No more PV subsidy for energy inefficient buildings.
But this is not a brake on your businesses but a new green business opportunity. This will encourage companies like yours to diversify into new sectors and join the transformation of the energy efficiency market with the same gusto as you have microgeneration. We will be consulting on the detail of those standards to make sure we get them absolutely right, because we recognise the need to keep the policy simple, cost effective and deliverable.
I also want to say a few words about solar thermal and the host of exciting heat technologies that will be supported by the world’s first Government programme to support renewable heat: the RHI. The fact is the UK is leading the world in renewable heat, completing the picture.
The domestic pre-cursor to the RHI, the Renewable Heat Premium Payment, was launched this Summer and has already allocated thousands of vouchers to cut the price of a solar thermal system.
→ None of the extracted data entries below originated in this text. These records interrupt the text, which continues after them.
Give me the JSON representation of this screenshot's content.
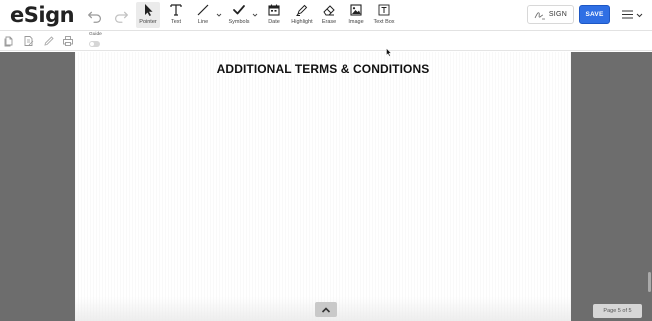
{
  "app": {
    "logo": "eSign",
    "trademark": "™"
  },
  "toolbar": {
    "tools": [
      {
        "label": "Pointer",
        "icon": "pointer-icon",
        "active": true
      },
      {
        "label": "Text",
        "icon": "text-icon"
      },
      {
        "label": "Line",
        "icon": "line-icon"
      },
      {
        "label": "Symbols",
        "icon": "checkmark-icon"
      },
      {
        "label": "Date",
        "icon": "calendar-icon"
      },
      {
        "label": "Highlight",
        "icon": "highlighter-icon"
      },
      {
        "label": "Erase",
        "icon": "eraser-icon"
      },
      {
        "label": "Image",
        "icon": "image-icon"
      },
      {
        "label": "Text Box",
        "icon": "textbox-icon"
      }
    ],
    "sign_label": "SIGN",
    "save_label": "SAVE"
  },
  "subbar": {
    "guide_label": "Guide",
    "guide_on": false
  },
  "document": {
    "title": "ADDITIONAL TERMS & CONDITIONS",
    "page_indicator": "Page 5 of 5"
  },
  "colors": {
    "accent": "#2f6fe4",
    "workspace": "#6d6d6d"
  }
}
Following a short delay from Brussels I am pleased to announce that the full RHI is all set to launch next month.
As part of the new effort to drive a whole-house approach, solar thermal will have an important role to play alongside PV and other innovative technologies. I am keen to see a much greater integration of solar thermal and PV offerings in the marketplace - providing consumers with the best advice and the right technologies for their situation.
In addition, following a recent competition for social landlords, I will shortly be announcing support for 34 renewable heat projects from social housing providers, to the tune of more than £4m - an increase of 33% on the original budget set aside for this competition.
However, unlike FITs the take up under the RHPP is marginally slower than expected, particularly for solar thermal, and I would urge you all to embrace this scheme which is due to finish at the end of March next year.
There are opportunities for smart, agile companies to take advantage of a brand new market, creating green jobs and helping to drive forward the growth this country needs.
So in conclusion, this conference, the biggest PV event in the country, is testament to the entrepreneurship that this industry has shown, I am determined that together we will forge a sustainable future for Solar PV in the UK.
To do that we have to navigate our way through a challenging time for the industry, staying within budget and showing the critics and sceptics that solar can deliver good value for money.
Let me be absolutely clear, I haven’t come here to kill the tariff scheme, I want to fix it, enhance it and put the whole industry on a sustainable, credible economic path to a bright and exciting future.